Pourquoi refusent-ils de nous régulariser alors qu’ils prennent notre argent ? Pour moi, ce racket, c’est l’économie souterraine de l’État. Ils disent que les sans-papiers coûtent des millions au pays, mais ils ne diront jamais combien de milliards sont entrés dans les caisses grâce aux sans-papiers ! Un autre problème, c’est les reconduites à la frontière : ils se vantent de leurs chiffres (33 000 en 2011 !), mais ils ne disent jamais aux Français ce qu’ils dépensent pour nous expulser ! **
J’envoie de l’argent tous les mois à mes parents, frères, sœurs restés au pays. Cela a contribué à la construction d’une maison et de plusieurs écoles, à la réhabilitation de l’hôpital… Les écoles, les hôpitaux, les projets d’adduction d’eau… C’est la diaspora qui les finance. Les maliens expédient des fonds pour leur famille, pour la nourriture, pour les études des enfants… ***
Si l’agriculture était bien développée au Mali, si le pays était autosuffisant, ça améliorerait les choses. Le Mali est un pays continental, il n’a pas accès à la mer, tout y est cher. Et l’Organisation Mondiale du Commerce participe à notre appauvrissement. Elle nous impose les prix de nos propres produits – café, cacao, coton… Si on pouvait les vendre à des tarifs corrects, correspondant à leur valeur réelle, on n’aurait même pas besoin de venir ici ! Si le commerce mondial était bien régulé, il y aurait beaucoup moins d’immigration. Si nous sommes en France, ce n’est pas pour la belle vie. C’est par nécessité ».

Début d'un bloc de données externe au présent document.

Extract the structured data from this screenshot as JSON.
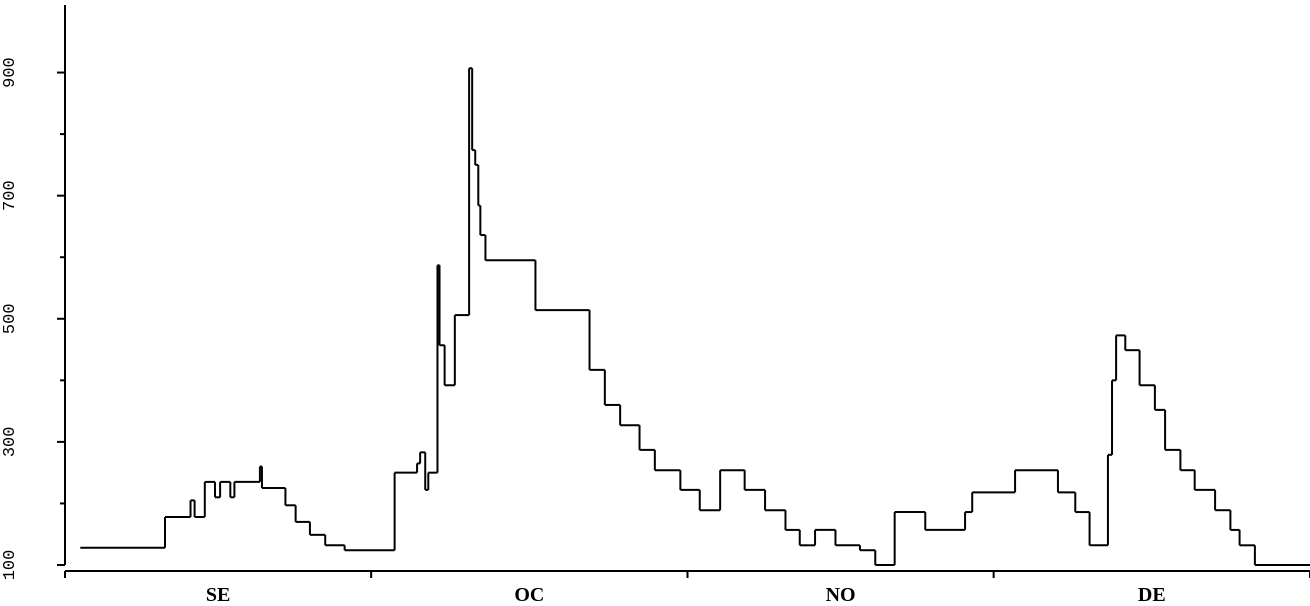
{
  "chart_data": {
    "type": "step-line",
    "categories": [
      "SE",
      "OC",
      "NO",
      "DE"
    ],
    "month_starts": [
      0,
      30,
      61,
      91,
      122
    ],
    "xlim": [
      0,
      122
    ],
    "ylim": [
      100,
      1000
    ],
    "yticks": [
      100,
      300,
      500,
      700,
      900
    ],
    "minor_yticks": [
      200,
      400,
      600,
      800
    ],
    "color": "#000000",
    "x": [
      1.5,
      9.8,
      12.3,
      12.7,
      13.7,
      14.7,
      15.2,
      16.2,
      16.6,
      19.1,
      19.3,
      21.6,
      22.6,
      24.0,
      25.5,
      27.4,
      32.3,
      34.5,
      34.8,
      35.3,
      35.6,
      36.5,
      36.7,
      37.2,
      38.2,
      39.6,
      39.9,
      40.2,
      40.5,
      40.7,
      41.2,
      46.1,
      51.4,
      52.9,
      54.4,
      56.3,
      57.8,
      60.3,
      62.2,
      64.2,
      66.6,
      68.6,
      70.6,
      72.0,
      73.5,
      75.5,
      77.9,
      79.4,
      81.3,
      84.3,
      88.2,
      88.9,
      93.1,
      97.3,
      99.0,
      100.4,
      102.2,
      102.6,
      103.0,
      103.9,
      105.3,
      106.8,
      107.8,
      109.3,
      110.7,
      112.7,
      114.2,
      115.1,
      116.6
    ],
    "values": [
      128,
      178,
      205,
      178,
      235,
      210,
      235,
      210,
      235,
      260,
      225,
      197,
      170,
      149,
      132,
      124,
      250,
      265,
      283,
      222,
      250,
      587,
      457,
      392,
      506,
      907,
      774,
      750,
      684,
      636,
      595,
      514,
      417,
      360,
      327,
      287,
      254,
      222,
      189,
      254,
      222,
      189,
      157,
      132,
      157,
      132,
      124,
      100,
      186,
      157,
      186,
      218,
      254,
      218,
      186,
      132,
      279,
      400,
      473,
      449,
      392,
      352,
      287,
      254,
      222,
      189,
      157,
      132,
      100
    ]
  }
}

* Propos recueillis au printemps 2012. Depuis, la situation globale des sans-papiers n’a malheureusement pas changé.
** Selon le projet de loi de finances 2009 du Sénat, le coût global des reconduites à la frontière atteindrait 415,2 millions d’euros, soit 20 970 euros par personne.
*** Selon la Banque Mondiale, le montant des fonds envoyés par les travailleurs émigrés dans leur pays d’origine s’élevait à 325 milliards de dollars en 2010, soit presque trois fois les sommes versées par les pays riches au titre de l’Aide Publique au Développement.

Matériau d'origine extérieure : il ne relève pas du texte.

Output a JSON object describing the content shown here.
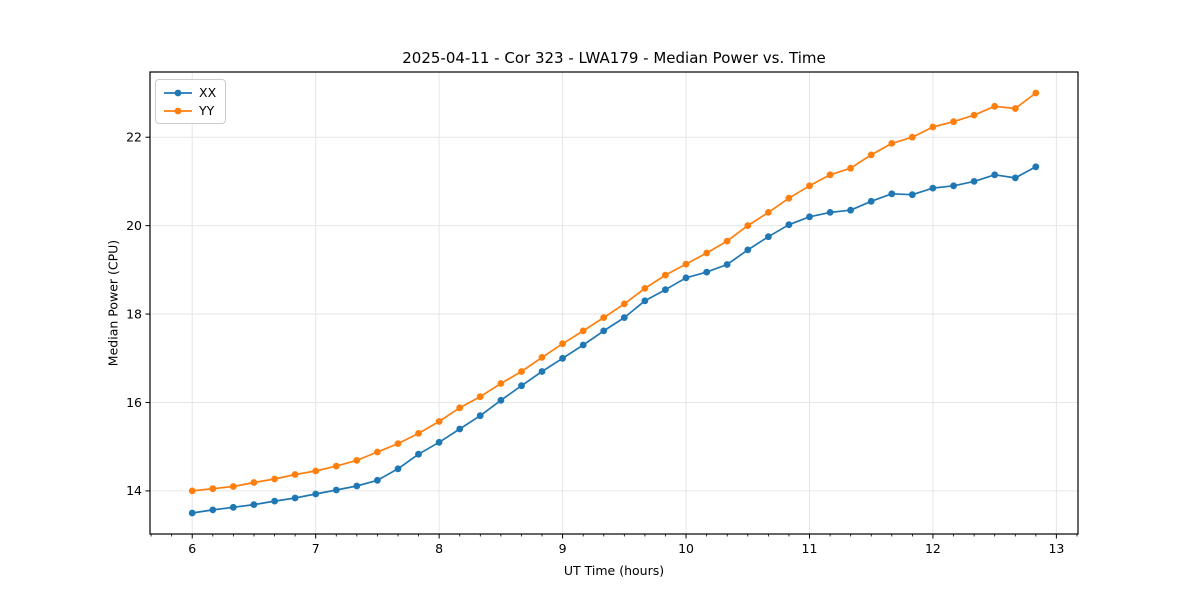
{
  "chart_data": {
    "type": "line",
    "title": "2025-04-11 - Cor 323 - LWA179 - Median Power vs. Time",
    "xlabel": "UT Time (hours)",
    "ylabel": "Median Power (CPU)",
    "xlim": [
      5.658,
      13.175
    ],
    "ylim": [
      13.025,
      23.475
    ],
    "xticks": [
      6,
      7,
      8,
      9,
      10,
      11,
      12,
      13
    ],
    "yticks": [
      14,
      16,
      18,
      20,
      22
    ],
    "x_minor_tick_step": 0.16667,
    "grid": "major-on-light-gray",
    "legend_position": "upper-left",
    "x": [
      6.0,
      6.167,
      6.333,
      6.5,
      6.667,
      6.833,
      7.0,
      7.167,
      7.333,
      7.5,
      7.667,
      7.833,
      8.0,
      8.167,
      8.333,
      8.5,
      8.667,
      8.833,
      9.0,
      9.167,
      9.333,
      9.5,
      9.667,
      9.833,
      10.0,
      10.167,
      10.333,
      10.5,
      10.667,
      10.833,
      11.0,
      11.167,
      11.333,
      11.5,
      11.667,
      11.833,
      12.0,
      12.167,
      12.333,
      12.5,
      12.667,
      12.833
    ],
    "series": [
      {
        "name": "XX",
        "color": "#1f77b4",
        "values": [
          13.5,
          13.57,
          13.63,
          13.69,
          13.77,
          13.84,
          13.93,
          14.02,
          14.11,
          14.24,
          14.5,
          14.83,
          15.1,
          15.4,
          15.7,
          16.05,
          16.38,
          16.7,
          17.0,
          17.3,
          17.62,
          17.92,
          18.3,
          18.55,
          18.82,
          18.95,
          19.12,
          19.45,
          19.75,
          20.02,
          20.2,
          20.3,
          20.35,
          20.55,
          20.72,
          20.7,
          20.85,
          20.9,
          21.0,
          21.15,
          21.08,
          21.33
        ]
      },
      {
        "name": "YY",
        "color": "#ff7f0e",
        "values": [
          14.0,
          14.05,
          14.1,
          14.19,
          14.27,
          14.37,
          14.45,
          14.56,
          14.69,
          14.88,
          15.07,
          15.3,
          15.57,
          15.88,
          16.13,
          16.43,
          16.7,
          17.02,
          17.33,
          17.62,
          17.92,
          18.23,
          18.58,
          18.88,
          19.13,
          19.38,
          19.65,
          20.0,
          20.3,
          20.62,
          20.9,
          21.15,
          21.3,
          21.6,
          21.86,
          22.0,
          22.23,
          22.35,
          22.5,
          22.7,
          22.65,
          23.0
        ]
      }
    ]
  },
  "style": {
    "grid_color": "#e6e6e6",
    "spine_color": "#000000",
    "tick_color": "#000000",
    "background": "#ffffff"
  }
}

Agnès, ivoirienne, nourrice, 4 ans de cotisations
« Je garde des enfants. Je suis partie de Côte d’Ivoire en 2003 pour trouver un travail, mais aussi parce que j’ai mon premier fils ici, que je n’ai pas vu pendant 18 ans. Il est venu avec son père à l’âge de dix ans, il est français, marié à une Française et il a une petite fille.

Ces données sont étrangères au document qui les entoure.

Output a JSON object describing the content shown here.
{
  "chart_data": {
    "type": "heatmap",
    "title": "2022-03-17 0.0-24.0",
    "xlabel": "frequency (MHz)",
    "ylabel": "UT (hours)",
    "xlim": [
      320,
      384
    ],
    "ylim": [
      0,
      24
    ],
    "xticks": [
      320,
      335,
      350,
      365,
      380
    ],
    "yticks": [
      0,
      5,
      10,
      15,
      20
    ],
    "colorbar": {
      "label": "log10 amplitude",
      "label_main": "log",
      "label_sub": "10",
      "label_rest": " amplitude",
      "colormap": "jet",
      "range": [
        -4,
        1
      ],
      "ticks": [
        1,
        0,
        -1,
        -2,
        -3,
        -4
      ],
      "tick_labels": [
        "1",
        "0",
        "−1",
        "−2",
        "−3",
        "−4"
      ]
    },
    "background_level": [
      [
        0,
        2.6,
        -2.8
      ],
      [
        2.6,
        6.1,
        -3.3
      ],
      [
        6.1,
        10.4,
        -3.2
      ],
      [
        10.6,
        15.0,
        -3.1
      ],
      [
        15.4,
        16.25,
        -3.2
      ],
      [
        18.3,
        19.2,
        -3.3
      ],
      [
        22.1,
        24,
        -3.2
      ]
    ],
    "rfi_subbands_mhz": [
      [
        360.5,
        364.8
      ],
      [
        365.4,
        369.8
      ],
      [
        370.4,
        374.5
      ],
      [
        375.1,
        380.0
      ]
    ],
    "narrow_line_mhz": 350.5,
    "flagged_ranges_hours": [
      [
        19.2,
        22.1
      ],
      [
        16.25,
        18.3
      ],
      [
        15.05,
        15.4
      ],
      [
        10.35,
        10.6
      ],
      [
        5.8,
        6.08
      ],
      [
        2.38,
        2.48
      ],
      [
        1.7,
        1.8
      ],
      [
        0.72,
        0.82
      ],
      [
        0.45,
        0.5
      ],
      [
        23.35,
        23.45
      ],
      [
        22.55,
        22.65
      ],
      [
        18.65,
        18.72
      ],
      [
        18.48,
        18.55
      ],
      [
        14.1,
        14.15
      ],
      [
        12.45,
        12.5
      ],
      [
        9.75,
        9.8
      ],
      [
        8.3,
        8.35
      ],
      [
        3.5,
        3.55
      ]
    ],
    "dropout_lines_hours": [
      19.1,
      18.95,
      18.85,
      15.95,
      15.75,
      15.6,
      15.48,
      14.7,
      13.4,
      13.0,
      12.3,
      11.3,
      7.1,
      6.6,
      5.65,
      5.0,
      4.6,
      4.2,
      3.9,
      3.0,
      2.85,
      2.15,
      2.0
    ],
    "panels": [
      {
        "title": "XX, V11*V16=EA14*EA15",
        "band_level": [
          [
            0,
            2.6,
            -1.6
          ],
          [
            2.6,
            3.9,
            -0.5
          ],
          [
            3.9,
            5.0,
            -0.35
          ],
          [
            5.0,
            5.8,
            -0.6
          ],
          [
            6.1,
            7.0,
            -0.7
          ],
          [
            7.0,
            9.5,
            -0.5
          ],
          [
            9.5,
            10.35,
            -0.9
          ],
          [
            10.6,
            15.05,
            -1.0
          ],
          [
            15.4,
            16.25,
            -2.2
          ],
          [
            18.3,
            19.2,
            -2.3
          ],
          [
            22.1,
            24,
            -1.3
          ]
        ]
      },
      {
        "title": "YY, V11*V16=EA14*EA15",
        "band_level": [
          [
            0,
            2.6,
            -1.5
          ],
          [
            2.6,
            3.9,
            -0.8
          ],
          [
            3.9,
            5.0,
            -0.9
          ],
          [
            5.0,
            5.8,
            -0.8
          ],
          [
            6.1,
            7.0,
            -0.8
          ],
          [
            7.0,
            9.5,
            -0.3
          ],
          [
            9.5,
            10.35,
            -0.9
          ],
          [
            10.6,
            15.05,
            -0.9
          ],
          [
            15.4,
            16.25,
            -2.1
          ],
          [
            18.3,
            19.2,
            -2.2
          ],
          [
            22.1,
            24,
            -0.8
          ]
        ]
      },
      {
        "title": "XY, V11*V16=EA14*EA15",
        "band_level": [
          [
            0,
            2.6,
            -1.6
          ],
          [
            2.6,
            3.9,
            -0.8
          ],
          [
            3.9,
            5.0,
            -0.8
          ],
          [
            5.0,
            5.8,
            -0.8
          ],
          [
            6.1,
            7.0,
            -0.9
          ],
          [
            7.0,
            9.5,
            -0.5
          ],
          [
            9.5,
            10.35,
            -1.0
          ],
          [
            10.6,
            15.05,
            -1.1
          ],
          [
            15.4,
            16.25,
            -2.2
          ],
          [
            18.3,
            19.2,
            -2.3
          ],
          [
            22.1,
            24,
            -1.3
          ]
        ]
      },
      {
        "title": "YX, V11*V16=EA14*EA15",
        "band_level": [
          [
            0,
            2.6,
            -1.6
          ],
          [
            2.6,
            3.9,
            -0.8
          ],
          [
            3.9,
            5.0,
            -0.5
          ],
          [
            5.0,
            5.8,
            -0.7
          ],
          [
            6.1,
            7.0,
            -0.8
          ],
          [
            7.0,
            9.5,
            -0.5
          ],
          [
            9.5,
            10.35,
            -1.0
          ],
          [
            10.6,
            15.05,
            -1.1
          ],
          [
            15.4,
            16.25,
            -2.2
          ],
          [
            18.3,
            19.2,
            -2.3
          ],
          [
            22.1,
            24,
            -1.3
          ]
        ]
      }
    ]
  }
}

Je suis déclarée depuis 2008, à la suite de ma régularisation pour maladie en 2007. En 2010, ils m’ont dit que j’étais guérie et que je devais quitter la France. Je suis donc redevenue sans-papiers. Pourtant, je suis toujours malade, et j’ai toujours besoin de ma ventoline. Dans mon pays, le traitement est très coûteux. Je ne peux pas me soigner là-bas, surtout sans emploi. Il n’y a pas d’assurance maladie. Si tu n’as pas d’argent, tu meurs…
Ici, je travaille, je cotise, j’ai l’assurance maladie. Mais si je suis licenciée, je n’aurai pas d’indemnités et je ne pourrai même pas payer mon loyer… Quand j’ai perdu mes papiers, j’ai tout expliqué à ma patronne et elle m’a dit qu’elle allait s’occuper de tout. Elle a rempli le formulaire CERFA et j’attends désormais que mon dossier avance à la préfecture.
Chaque mois, j’aide mes parents, frères et sœurs restés au pays. Si je perds mon travail, ce sera la catastrophe là-bas. Nous [la diaspora] sommes leur espoir. Ils prient toujours pour que notre situation s’améliore, se régularise afin qu’eux aussi puissent respirer au pays. Ils ne sont rien là-bas. Tous les jeunes sont au chômage, même ceux qui ont des diplômes. Certains tentent d’ouvrir un commerce, mais il n’y a pas de clients…».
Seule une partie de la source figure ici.